Thursday, July 26, 2007

Lots of changes in mortgage approval process

Due to the upswing in delinquent mortgage payments in the subprime area and also, to some extent, in conventional loans, mortgage program offerings and underwriting standards are in a state of flux.

Many lenders have dropped out of the subprime market, and those that are left have tightened standards. They are dropping the two and three year ARMS which turned into nightmares for many unqualified borrowers. For the most part, only five year ARMs and 30 or 40 year fixed rate mortgages are available to subprime borrowers. Requirements for down payments are more stringent, as are rules for stated income loans. The least credit-worthy borrowers will have a tough time finding a lender, and they will not be able to find financing without a substantial down payment.
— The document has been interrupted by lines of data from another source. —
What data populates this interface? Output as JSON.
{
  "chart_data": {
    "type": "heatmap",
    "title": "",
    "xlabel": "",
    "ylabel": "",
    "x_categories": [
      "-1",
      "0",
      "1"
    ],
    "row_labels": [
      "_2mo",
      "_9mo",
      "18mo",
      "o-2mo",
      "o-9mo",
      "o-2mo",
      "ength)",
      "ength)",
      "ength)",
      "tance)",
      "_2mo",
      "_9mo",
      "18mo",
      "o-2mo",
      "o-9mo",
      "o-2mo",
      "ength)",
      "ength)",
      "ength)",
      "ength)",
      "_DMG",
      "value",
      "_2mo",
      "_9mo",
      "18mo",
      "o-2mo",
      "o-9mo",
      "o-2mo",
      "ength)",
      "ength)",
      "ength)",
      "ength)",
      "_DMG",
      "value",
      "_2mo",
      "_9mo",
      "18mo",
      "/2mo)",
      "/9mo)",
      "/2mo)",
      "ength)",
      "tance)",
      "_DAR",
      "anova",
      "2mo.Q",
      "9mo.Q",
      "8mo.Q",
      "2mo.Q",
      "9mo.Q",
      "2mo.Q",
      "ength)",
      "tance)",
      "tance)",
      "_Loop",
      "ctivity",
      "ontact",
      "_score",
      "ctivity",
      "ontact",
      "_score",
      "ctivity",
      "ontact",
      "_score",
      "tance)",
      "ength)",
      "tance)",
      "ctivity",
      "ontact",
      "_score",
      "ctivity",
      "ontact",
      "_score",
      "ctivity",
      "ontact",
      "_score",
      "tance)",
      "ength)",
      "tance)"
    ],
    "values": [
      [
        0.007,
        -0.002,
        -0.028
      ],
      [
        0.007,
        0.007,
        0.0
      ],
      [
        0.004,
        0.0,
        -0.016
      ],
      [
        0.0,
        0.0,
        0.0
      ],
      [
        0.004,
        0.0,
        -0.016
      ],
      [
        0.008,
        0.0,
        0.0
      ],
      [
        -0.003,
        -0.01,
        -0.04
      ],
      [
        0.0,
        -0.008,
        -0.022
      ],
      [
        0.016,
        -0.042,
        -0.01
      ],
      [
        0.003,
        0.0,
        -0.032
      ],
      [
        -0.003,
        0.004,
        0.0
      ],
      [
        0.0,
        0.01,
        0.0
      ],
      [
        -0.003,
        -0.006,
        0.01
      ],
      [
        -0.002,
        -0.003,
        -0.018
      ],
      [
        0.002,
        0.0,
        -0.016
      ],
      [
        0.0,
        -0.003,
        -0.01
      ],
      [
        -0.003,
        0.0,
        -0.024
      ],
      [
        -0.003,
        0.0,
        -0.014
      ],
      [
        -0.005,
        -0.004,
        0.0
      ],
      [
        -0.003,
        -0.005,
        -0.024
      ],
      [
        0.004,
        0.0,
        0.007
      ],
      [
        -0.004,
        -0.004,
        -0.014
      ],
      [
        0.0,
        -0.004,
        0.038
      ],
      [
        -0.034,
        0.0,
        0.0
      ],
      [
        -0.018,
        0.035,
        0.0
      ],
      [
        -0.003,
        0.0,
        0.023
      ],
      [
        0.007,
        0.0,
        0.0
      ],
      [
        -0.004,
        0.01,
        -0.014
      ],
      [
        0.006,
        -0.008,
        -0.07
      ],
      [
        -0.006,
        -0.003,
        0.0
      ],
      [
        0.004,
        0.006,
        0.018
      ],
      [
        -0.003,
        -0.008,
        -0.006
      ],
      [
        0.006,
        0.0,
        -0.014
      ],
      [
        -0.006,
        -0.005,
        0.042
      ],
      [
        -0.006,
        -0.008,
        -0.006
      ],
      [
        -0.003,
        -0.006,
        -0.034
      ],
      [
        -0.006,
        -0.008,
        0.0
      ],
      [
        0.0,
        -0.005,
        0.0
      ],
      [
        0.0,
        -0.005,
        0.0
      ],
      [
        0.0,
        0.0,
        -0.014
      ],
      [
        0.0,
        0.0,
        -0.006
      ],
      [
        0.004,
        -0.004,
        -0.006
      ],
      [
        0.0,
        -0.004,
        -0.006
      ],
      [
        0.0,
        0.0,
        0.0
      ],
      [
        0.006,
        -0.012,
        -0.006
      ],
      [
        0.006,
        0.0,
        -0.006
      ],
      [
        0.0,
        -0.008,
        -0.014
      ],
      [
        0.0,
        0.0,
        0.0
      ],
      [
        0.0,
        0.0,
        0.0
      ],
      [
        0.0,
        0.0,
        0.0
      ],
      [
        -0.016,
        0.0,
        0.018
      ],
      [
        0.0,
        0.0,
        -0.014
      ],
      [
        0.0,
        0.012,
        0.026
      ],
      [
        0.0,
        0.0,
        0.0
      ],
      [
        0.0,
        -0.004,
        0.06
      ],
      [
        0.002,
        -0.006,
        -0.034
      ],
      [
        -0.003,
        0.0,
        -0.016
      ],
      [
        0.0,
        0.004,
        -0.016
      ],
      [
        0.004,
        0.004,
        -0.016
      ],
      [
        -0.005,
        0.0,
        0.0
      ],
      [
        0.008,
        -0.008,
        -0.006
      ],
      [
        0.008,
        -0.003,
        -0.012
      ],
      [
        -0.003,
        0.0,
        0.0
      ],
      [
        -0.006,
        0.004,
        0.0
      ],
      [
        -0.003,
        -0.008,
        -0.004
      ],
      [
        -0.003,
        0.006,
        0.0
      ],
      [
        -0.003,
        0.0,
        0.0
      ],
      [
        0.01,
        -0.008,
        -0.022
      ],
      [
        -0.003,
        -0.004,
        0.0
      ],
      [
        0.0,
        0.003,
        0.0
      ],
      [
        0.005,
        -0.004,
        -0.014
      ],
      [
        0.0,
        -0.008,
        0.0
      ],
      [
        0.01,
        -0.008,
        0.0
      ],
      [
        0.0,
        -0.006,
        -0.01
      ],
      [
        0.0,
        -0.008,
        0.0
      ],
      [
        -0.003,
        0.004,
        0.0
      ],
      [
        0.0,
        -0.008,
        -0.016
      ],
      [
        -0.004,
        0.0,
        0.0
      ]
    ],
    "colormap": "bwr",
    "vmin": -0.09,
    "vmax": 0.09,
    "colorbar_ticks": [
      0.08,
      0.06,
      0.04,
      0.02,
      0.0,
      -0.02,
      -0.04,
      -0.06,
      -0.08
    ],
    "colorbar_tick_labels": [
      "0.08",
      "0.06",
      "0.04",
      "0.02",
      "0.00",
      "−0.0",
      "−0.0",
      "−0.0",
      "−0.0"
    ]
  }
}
In the conventional market, there are still many loan programs available, but lenders are starting to qualify interest-only loans on the fully amortized payment amount, and are raising their standards for loans to borrowers with middling FICO scores. 100% financing is available, but at a higher price, and more lenders are requiring impound or escrow accounts (wherein borrowers pay their property tax and homeowners insurance along with the monthly mortgage payment). Many lenders are showing their preference for fully documented income and asset information by no longer allowing W-2 wage earners to be approved for stated income loans.

New underwriting rules are being announced almost daily from one lender or another, so if much time elapses between prequalification and actually submitting a loan package to a lender, the terms or pricing may change.

Wednesday, July 11, 2007


Commercial property in Silicon Valley has rebounded after a prolonged downturn which began in 2001. Vacancies in all classes of commercial real estate are down sharply, and rents are up. Business owners and investors can look at a vastly improved (and more realistic) economy in Santa Clara County, California, and see strong indications for purchasing.

There are now many lenders interested in making small ($100,000 - 2,000,000) commercial loans. More lenders means more competition for borrowers, so it really makes sense to have someone shop for you. Loan programs are available for fully documented borrowers, stated income and even "no docs". Many lenders have relaxed the traditionally higher down payment requirement for commercial property, and are willing to loan with borrowers only putting down 10% or even as low as 3%.

Commercial loans are underwritten differently than residential mortgages, and interest rates depend on a lot of variables. To obtain the lowest rate and most appropriate financing, it's best to have a licensed mortgage professional research the gamut of lenders for you and help you through the process.